Age-Aware UAV-Aided Energy Harvesting for the Design of Wireless Rechargeable Mobile Networks

Abstract

The proliferation of Internet of Things (IoT) technology has enhanced connectivity and automation in industries and daily life. The introduction of mobile IoT devices (IoTDs) has further expanded the productivity of these networks beyond conventional cyber–physical systems, resulting in wireless rechargeable mobile networks (WRMNs). However, the inherent limitations of low-powered IoTDs mandate their repetitive charging in dynamic environments. To address this, we propose radio frequency (RF) energy harvesting from unmanned aerial vehicles (UAVs) to supplement the energy needs of IoTDs. Moreover, the IoTDs’ mobility and nonuniform energy utilization are challenging for UAV scheduling in WRMNs.

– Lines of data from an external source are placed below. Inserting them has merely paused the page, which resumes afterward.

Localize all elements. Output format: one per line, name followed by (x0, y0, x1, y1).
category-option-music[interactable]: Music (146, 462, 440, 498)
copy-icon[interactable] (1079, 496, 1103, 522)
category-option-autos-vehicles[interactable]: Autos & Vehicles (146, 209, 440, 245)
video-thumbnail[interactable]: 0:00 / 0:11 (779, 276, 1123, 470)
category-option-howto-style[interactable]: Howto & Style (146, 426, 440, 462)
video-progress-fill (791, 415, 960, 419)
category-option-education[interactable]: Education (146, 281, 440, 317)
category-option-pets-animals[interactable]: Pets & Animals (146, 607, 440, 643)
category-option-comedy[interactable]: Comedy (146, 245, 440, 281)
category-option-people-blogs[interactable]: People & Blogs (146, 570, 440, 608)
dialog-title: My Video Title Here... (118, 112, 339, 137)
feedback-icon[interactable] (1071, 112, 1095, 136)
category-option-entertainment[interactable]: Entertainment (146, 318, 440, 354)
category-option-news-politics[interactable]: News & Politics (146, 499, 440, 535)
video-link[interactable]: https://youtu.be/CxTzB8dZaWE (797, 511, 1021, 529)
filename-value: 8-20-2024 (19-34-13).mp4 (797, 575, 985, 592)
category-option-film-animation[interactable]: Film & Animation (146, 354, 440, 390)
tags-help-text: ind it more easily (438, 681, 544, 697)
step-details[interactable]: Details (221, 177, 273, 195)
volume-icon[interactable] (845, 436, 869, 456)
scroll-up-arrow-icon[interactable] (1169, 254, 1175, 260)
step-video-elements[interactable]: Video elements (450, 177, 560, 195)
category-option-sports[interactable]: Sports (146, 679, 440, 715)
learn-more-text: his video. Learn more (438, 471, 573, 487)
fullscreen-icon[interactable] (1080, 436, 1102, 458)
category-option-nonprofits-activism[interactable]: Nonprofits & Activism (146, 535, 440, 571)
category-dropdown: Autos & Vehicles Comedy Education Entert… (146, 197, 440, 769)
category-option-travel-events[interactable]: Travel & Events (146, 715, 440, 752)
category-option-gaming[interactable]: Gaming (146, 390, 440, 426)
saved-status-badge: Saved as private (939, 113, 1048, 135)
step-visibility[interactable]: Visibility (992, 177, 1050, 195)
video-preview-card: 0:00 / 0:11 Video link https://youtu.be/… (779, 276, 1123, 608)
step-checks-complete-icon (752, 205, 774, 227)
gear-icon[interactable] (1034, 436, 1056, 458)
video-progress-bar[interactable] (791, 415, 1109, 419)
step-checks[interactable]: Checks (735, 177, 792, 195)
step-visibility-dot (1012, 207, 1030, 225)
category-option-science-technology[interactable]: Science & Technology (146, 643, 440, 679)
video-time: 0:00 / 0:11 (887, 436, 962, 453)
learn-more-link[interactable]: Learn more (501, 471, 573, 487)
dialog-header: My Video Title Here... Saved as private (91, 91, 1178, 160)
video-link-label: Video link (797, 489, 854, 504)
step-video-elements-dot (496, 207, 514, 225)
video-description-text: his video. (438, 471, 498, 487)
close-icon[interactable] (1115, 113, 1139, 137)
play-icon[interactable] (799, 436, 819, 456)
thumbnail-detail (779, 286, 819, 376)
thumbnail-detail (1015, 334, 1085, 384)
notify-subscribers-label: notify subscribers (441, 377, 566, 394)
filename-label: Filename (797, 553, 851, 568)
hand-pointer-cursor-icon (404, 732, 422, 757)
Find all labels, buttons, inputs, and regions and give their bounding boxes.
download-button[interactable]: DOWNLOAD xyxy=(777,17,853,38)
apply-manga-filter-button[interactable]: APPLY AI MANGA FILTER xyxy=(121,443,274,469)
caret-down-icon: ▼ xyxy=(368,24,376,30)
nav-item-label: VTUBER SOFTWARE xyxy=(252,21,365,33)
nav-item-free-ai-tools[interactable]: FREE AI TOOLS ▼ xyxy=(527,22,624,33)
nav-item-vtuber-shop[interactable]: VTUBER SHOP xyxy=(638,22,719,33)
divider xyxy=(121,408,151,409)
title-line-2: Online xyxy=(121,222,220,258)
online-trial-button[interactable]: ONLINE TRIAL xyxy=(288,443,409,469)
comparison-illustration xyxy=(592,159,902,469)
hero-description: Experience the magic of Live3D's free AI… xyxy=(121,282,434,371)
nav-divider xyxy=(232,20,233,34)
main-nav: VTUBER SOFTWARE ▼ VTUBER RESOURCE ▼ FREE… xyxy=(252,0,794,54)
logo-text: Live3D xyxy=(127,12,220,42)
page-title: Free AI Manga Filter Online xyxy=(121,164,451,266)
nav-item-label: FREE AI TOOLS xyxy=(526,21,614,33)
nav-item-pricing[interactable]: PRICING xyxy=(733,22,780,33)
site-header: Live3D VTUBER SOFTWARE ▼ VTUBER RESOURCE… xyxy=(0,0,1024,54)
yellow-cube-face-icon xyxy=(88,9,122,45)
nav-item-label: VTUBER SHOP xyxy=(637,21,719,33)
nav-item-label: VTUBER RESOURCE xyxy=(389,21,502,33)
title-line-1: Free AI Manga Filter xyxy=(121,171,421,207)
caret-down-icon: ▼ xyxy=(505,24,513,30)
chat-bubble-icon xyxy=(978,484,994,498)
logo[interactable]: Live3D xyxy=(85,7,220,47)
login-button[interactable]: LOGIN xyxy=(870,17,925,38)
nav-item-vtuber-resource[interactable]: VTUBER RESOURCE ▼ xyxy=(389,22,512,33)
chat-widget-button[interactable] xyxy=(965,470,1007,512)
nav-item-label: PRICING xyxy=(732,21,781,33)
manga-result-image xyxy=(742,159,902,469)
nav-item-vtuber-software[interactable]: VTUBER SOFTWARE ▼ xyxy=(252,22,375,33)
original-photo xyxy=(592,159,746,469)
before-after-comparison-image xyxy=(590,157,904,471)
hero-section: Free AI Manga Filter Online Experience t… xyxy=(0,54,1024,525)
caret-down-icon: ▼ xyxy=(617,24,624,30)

Additionally, maintaining a balance between efficient utilization of UAV energy and IoTD energy harvesting adds complexity to the problem. In this work, we introduce the age of charging (AoC) metric to quantify IoTDs’ repetitive charging and propose an energy-efficient UAV scheduling scheme to maximize UAV energy usage efficiency (EUE) in WRMNs. Moreover, a Markov decision process (MDP) is formulated to address UAV-EUE maximization. Subsequently, a deep reinforcement learning (DRL) scheme is proposed within the deep deterministic policy gradient (DDPG) framework to optimize UAV charging sequences. The DRL agent (UAV) autonomously learns optimal charging strategies considering IoTD mobility patterns, energy demand fluctuations, and IoTD energy-harvesting capabilities. Simulation results demonstrate the superiority of the proposed DRL algorithm over existing DRL-based UAV scheduling schemes, significantly enhancing the operational lifespan of WRMNs and ensuring network stability and continuous functionality. This motivates the adoption of the proposed DRL scheme for developing autonomous, energy-aware, next-generation IoT applications.